According to him, the seven key elements to be looked for are:
* Agentless solution – You don't need to load yet another piece of software on desktops, laptops or PDAs.
* Supports all networks, all devices, all OSs – You can protect your network from any device, including printers, cameras, IP phones, etc.
* Infrastructure independent – You can install on any network, and you don't need managed switches or equipment that supports 802.1x / SNMP.
* Out of band deployment – No latency, no single point of failure.
* Full cycle: pre- and post-admission policy enforcement – Systems are monitored continuously, not just on-entry scans.
* Zero Day protection without signatures – No signatures. Faster protection.
* Effective quarantine and transparent remediation capabilities – Quarantine non-compliant devices without affecting other systems and make remediation simple and clear to the user.
"The ideal NAC solution is hardware, software and operating system agnostic. It should also be able to accommodate all networked devices, even those that don't use an of-the-shelf operating system (e.g., Printers, IP phones etc.)," says Tassev.
He notes that the chosen solution must work over a wired, optical, or wireless network, and should not require the installation of any end-user agent for proper device identification. It must also be able to perform any pre- and post-admission checks and quarantine any networked endpoints regardless of the operating system of the endpoint.

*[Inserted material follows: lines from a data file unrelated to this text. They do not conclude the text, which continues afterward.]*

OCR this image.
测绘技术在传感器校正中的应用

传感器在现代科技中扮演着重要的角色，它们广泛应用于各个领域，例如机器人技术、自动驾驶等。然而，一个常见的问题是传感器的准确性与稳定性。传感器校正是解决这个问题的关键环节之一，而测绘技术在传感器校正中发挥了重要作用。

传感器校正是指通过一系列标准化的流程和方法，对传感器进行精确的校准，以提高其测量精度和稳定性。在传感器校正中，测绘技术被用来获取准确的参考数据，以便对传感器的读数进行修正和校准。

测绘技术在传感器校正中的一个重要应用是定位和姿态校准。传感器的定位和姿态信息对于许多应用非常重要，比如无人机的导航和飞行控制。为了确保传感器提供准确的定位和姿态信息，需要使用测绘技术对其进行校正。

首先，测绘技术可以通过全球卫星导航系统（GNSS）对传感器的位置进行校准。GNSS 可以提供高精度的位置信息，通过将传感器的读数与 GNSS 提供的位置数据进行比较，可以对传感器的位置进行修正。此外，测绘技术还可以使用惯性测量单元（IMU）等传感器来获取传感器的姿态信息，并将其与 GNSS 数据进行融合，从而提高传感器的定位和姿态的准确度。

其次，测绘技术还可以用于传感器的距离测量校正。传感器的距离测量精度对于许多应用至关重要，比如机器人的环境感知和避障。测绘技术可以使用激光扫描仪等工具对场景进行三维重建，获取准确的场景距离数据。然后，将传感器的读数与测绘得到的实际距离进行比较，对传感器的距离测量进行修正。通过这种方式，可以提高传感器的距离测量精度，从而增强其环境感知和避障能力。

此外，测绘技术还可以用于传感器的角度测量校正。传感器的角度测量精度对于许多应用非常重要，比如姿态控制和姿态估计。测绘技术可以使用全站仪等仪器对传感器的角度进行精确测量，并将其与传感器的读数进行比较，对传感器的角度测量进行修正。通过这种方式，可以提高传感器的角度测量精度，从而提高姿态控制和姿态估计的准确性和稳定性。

"Quarantines should not affect other systems that are uninfected or compliant and non-compliant devices should then be funnelled to a remediation service appropriate to the quarantine, allowing the end user to quickly return to the network," he says.
The post-admission component of NAC is crucial. It focuses on policy and threat monitoring, ensuring that endpoints that fall out of compliance after admission are appropriately contained. "To be cost-efficient, the solution must not require agents or signatures to catch new threats. Policies should be programmed into the security fabric and should provide on-going monitoring and mitigation for zero day threats," he notes.
Finally, he adds, the NAC solution must be centrally managed, providing a unified interface for endpoint administration, threat auditing, device software upgrades and maintenance.
Concludes Tassev: "Installing a NAC solution is a big decision, but one that few organisations can omit in the long term if they aim to fully protect their network assets. This solution, like any other, is in the throes of maturation, however, and organisations would do well to ensure they are aware of new developments that will assist them to extend the life of their investment as their organisation grows, technologies advance and threats continue to multiply."